A assinatura ocorreu na última terça-feira (18) entre o secretário-executivo da Pasta, Irajá Lacerda, e representantes da Associação Nacional do Transporte de Cargas e Logística (Anatc) e do Rio Portos. Na COP30, a apresentação ocorreu no painel principal da AgriZone, o AgriTalks, pelo secretário de Desenvolvimento Rural, Marcelo Fiadeiro.

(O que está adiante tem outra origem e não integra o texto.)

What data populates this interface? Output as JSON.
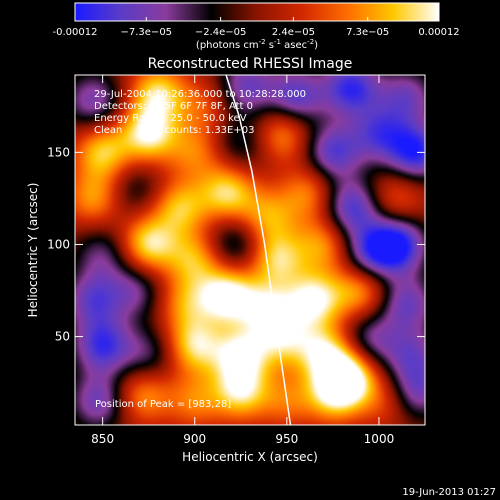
{
  "chart_data": {
    "type": "heatmap",
    "title": "Reconstructed RHESSI Image",
    "xlabel": "Heliocentric X (arcsec)",
    "ylabel": "Heliocentric Y (arcsec)",
    "xlim": [
      835,
      1025
    ],
    "ylim": [
      2,
      192
    ],
    "xticks": [
      850,
      900,
      950,
      1000
    ],
    "yticks": [
      50,
      100,
      150
    ],
    "colorbar": {
      "min": -0.00012,
      "max": 0.00012,
      "tick_labels": [
        "-0.00012",
        "−7.3e−05",
        "−2.4e−05",
        "2.4e−05",
        "7.3e−05",
        "0.00012"
      ],
      "tick_values": [
        -0.00012,
        -7.3e-05,
        -2.4e-05,
        2.4e-05,
        7.3e-05,
        0.00012
      ],
      "units_prefix": "(photons cm",
      "units_exp1": "-2",
      "units_mid": " s",
      "units_exp2": "-1",
      "units_mid2": " asec",
      "units_exp3": "-2",
      "units_suffix": ")",
      "colors": [
        "#1a1aff",
        "#5a3cc8",
        "#8a3c9c",
        "#000000",
        "#8c1400",
        "#d22800",
        "#ff6e00",
        "#ffc800",
        "#ffffff"
      ]
    },
    "annotations": [
      "29-Jul-2004 10:26:36.000 to 10:28:28.000",
      "Detectors: 4F 5F 6F 7F 8F, Att 0",
      "Energy Range: 25.0 - 50.0 keV",
      "Clean     Total counts: 1.33E+03"
    ],
    "peak_label": "Position of Peak = [983,28]",
    "peak": [
      983,
      28
    ],
    "limb_curve": {
      "x": [
        952,
        945,
        938,
        931,
        924,
        917
      ],
      "y": [
        2,
        50,
        100,
        140,
        170,
        192
      ]
    },
    "sources": [
      {
        "x": 845,
        "y": 178,
        "a": -0.55
      },
      {
        "x": 880,
        "y": 182,
        "a": 0.75
      },
      {
        "x": 905,
        "y": 175,
        "a": 0.35
      },
      {
        "x": 928,
        "y": 186,
        "a": -0.6
      },
      {
        "x": 955,
        "y": 180,
        "a": -0.7
      },
      {
        "x": 985,
        "y": 185,
        "a": -0.8
      },
      {
        "x": 1015,
        "y": 180,
        "a": -0.55
      },
      {
        "x": 850,
        "y": 150,
        "a": 0.7
      },
      {
        "x": 875,
        "y": 160,
        "a": 0.85
      },
      {
        "x": 900,
        "y": 150,
        "a": 0.45
      },
      {
        "x": 925,
        "y": 155,
        "a": -0.35
      },
      {
        "x": 948,
        "y": 160,
        "a": 0.55
      },
      {
        "x": 975,
        "y": 150,
        "a": -0.7
      },
      {
        "x": 1000,
        "y": 160,
        "a": -0.6
      },
      {
        "x": 1020,
        "y": 150,
        "a": -0.85
      },
      {
        "x": 845,
        "y": 125,
        "a": 0.55
      },
      {
        "x": 868,
        "y": 130,
        "a": -0.3
      },
      {
        "x": 892,
        "y": 120,
        "a": 0.65
      },
      {
        "x": 918,
        "y": 128,
        "a": 0.75
      },
      {
        "x": 940,
        "y": 115,
        "a": 0.55
      },
      {
        "x": 962,
        "y": 128,
        "a": 0.5
      },
      {
        "x": 985,
        "y": 120,
        "a": -0.75
      },
      {
        "x": 1010,
        "y": 125,
        "a": 0.4
      },
      {
        "x": 850,
        "y": 95,
        "a": -0.4
      },
      {
        "x": 875,
        "y": 100,
        "a": 0.8
      },
      {
        "x": 900,
        "y": 92,
        "a": 0.6
      },
      {
        "x": 922,
        "y": 100,
        "a": -0.45
      },
      {
        "x": 945,
        "y": 92,
        "a": 0.7
      },
      {
        "x": 970,
        "y": 100,
        "a": 0.55
      },
      {
        "x": 995,
        "y": 95,
        "a": -0.65
      },
      {
        "x": 1010,
        "y": 100,
        "a": -0.9
      },
      {
        "x": 845,
        "y": 70,
        "a": -0.6
      },
      {
        "x": 868,
        "y": 75,
        "a": -0.45
      },
      {
        "x": 895,
        "y": 68,
        "a": 0.5
      },
      {
        "x": 918,
        "y": 72,
        "a": 0.95
      },
      {
        "x": 940,
        "y": 65,
        "a": 0.7
      },
      {
        "x": 965,
        "y": 70,
        "a": 0.85
      },
      {
        "x": 990,
        "y": 75,
        "a": 0.6
      },
      {
        "x": 1015,
        "y": 68,
        "a": -0.6
      },
      {
        "x": 850,
        "y": 45,
        "a": -0.75
      },
      {
        "x": 875,
        "y": 40,
        "a": -0.4
      },
      {
        "x": 900,
        "y": 45,
        "a": 0.75
      },
      {
        "x": 925,
        "y": 40,
        "a": 0.8
      },
      {
        "x": 948,
        "y": 48,
        "a": 0.6
      },
      {
        "x": 970,
        "y": 42,
        "a": 0.7
      },
      {
        "x": 995,
        "y": 48,
        "a": -0.5
      },
      {
        "x": 1018,
        "y": 40,
        "a": -0.5
      },
      {
        "x": 848,
        "y": 15,
        "a": -0.6
      },
      {
        "x": 872,
        "y": 18,
        "a": 0.55
      },
      {
        "x": 900,
        "y": 15,
        "a": 0.45
      },
      {
        "x": 925,
        "y": 20,
        "a": 0.75
      },
      {
        "x": 950,
        "y": 15,
        "a": 0.4
      },
      {
        "x": 975,
        "y": 18,
        "a": 0.6
      },
      {
        "x": 983,
        "y": 28,
        "a": 1.0
      },
      {
        "x": 1005,
        "y": 15,
        "a": 0.35
      },
      {
        "x": 1020,
        "y": 20,
        "a": -0.6
      }
    ]
  },
  "footer": {
    "date": "19-Jun-2013 01:27"
  }
}
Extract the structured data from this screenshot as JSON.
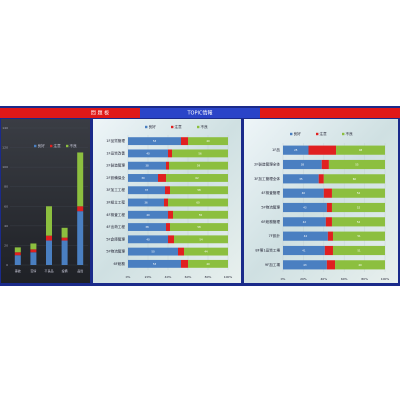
{
  "header": {
    "left_title": "問 題 板",
    "center_title": "TOPIC情報"
  },
  "chart_data": [
    {
      "type": "stacked_bar",
      "categories": [
        "事故",
        "苦情",
        "不良品",
        "設備",
        "品質"
      ],
      "series": [
        {
          "name": "良好",
          "color": "#4a7fc1",
          "values": [
            10,
            13,
            25,
            25,
            55
          ]
        },
        {
          "name": "注意",
          "color": "#e02020",
          "values": [
            3,
            3,
            5,
            3,
            5
          ]
        },
        {
          "name": "不良",
          "color": "#8cbf3f",
          "values": [
            5,
            6,
            30,
            10,
            55
          ]
        }
      ],
      "ylim": [
        0,
        140
      ],
      "yticks": [
        0,
        20,
        40,
        60,
        80,
        100,
        120,
        140
      ]
    },
    {
      "type": "stacked_hbar",
      "categories": [
        "1F品質管理",
        "1F品質改善",
        "2F製造管理",
        "2F設備保全",
        "3F加工工程",
        "3F組立工程",
        "4F検査工程",
        "4F出荷工程",
        "5F倉庫管理",
        "5F物流管理",
        "6F総務"
      ],
      "series": [
        {
          "name": "良好",
          "color": "#4a7fc1",
          "values": [
            53,
            40,
            38,
            30,
            37,
            36,
            40,
            38,
            40,
            50,
            53
          ]
        },
        {
          "name": "注意",
          "color": "#e02020",
          "values": [
            7,
            4,
            3,
            8,
            5,
            4,
            5,
            4,
            6,
            6,
            7
          ]
        },
        {
          "name": "不良",
          "color": "#8cbf3f",
          "values": [
            40,
            56,
            59,
            62,
            58,
            60,
            55,
            58,
            54,
            44,
            40
          ]
        }
      ],
      "xlim": [
        0,
        100
      ],
      "xticks": [
        {
          "value": 0,
          "label": "0%"
        },
        {
          "value": 20,
          "label": "20%"
        },
        {
          "value": 40,
          "label": "40%"
        },
        {
          "value": 60,
          "label": "60%"
        },
        {
          "value": 80,
          "label": "80%"
        },
        {
          "value": 100,
          "label": "100%"
        }
      ]
    },
    {
      "type": "stacked_hbar",
      "categories": [
        "1F品",
        "2F製造管理全体",
        "3F加工管理全体",
        "4F検査管理",
        "5F物流管理",
        "6F総務管理",
        "7F設計",
        "8F第1品質工場",
        "9F加工場"
      ],
      "series": [
        {
          "name": "良好",
          "color": "#4a7fc1",
          "values": [
            25,
            38,
            35,
            40,
            43,
            42,
            44,
            41,
            43
          ]
        },
        {
          "name": "注意",
          "color": "#e02020",
          "values": [
            27,
            7,
            5,
            8,
            5,
            6,
            5,
            8,
            8
          ]
        },
        {
          "name": "不良",
          "color": "#8cbf3f",
          "values": [
            48,
            55,
            60,
            52,
            52,
            52,
            51,
            51,
            49
          ]
        }
      ],
      "xlim": [
        0,
        100
      ],
      "xticks": [
        {
          "value": 0,
          "label": "0%"
        },
        {
          "value": 20,
          "label": "20%"
        },
        {
          "value": 40,
          "label": "40%"
        },
        {
          "value": 60,
          "label": "60%"
        },
        {
          "value": 80,
          "label": "80%"
        },
        {
          "value": 100,
          "label": "100%"
        }
      ]
    }
  ]
}
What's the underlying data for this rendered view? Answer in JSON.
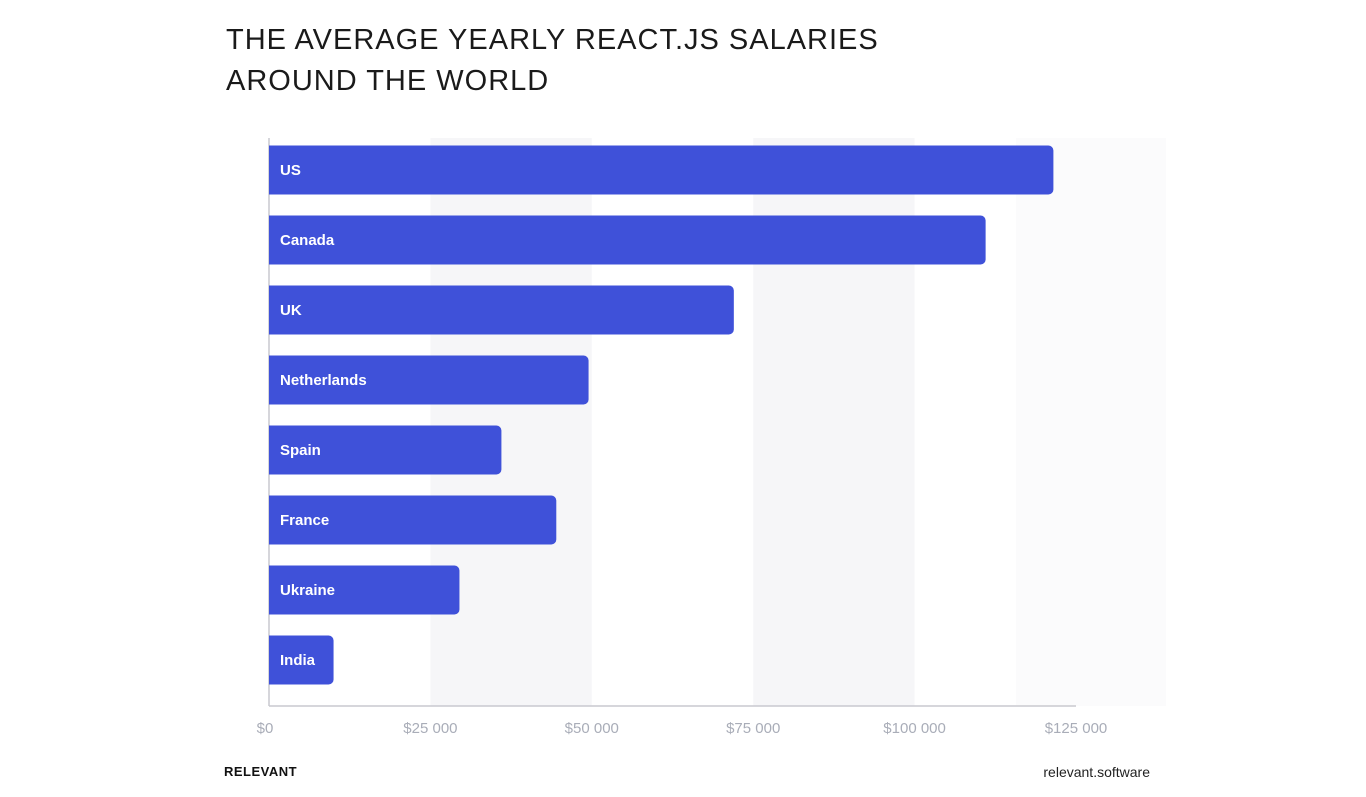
{
  "chart_data": {
    "type": "bar",
    "orientation": "horizontal",
    "title": "THE AVERAGE YEARLY REACT.JS SALARIES AROUND THE WORLD",
    "title_lines": [
      "THE AVERAGE YEARLY REACT.JS SALARIES",
      "AROUND THE WORLD"
    ],
    "categories": [
      "US",
      "Canada",
      "UK",
      "Netherlands",
      "Spain",
      "France",
      "Ukraine",
      "India"
    ],
    "values": [
      121500,
      111000,
      72000,
      49500,
      36000,
      44500,
      29500,
      10000
    ],
    "xlim": [
      0,
      125000
    ],
    "xticks": [
      0,
      25000,
      50000,
      75000,
      100000,
      125000
    ],
    "xtick_labels": [
      "$0",
      "$25 000",
      "$50 000",
      "$75 000",
      "$100 000",
      "$125 000"
    ],
    "bar_color": "#3f51d9",
    "alt_band_color": "#f6f6f8",
    "grid": false,
    "legend": "none"
  },
  "footer": {
    "brand": "RELEVANT",
    "url": "relevant.software"
  }
}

O Programa irá criar um modelo nacional de rastreabilidade, garantindo mais proteção, eficiência, segurança, rapidez e produtividade. A tecnologia adotada permitirá a leitura automatizada, integrando dados públicos e privados em um sistema unificado de rastreamento. O modelo utiliza um padrão público e nacional, baseado em tecnologias avançadas e sistemas integrados que possibilitem monitorar e rastrear toda a cadeia produtiva e logística, do produtor rural ao destino.

“O Brasil dá um passo decisivo rumo a um agro mais moderno e transparente. Com o Brasil-ID, estamos criando um sistema capaz de oferecer mais proteção, eficiência, rapidez e segurança para toda a cadeia produtiva”, afirmou o secretário Marcelo Fiadeiro.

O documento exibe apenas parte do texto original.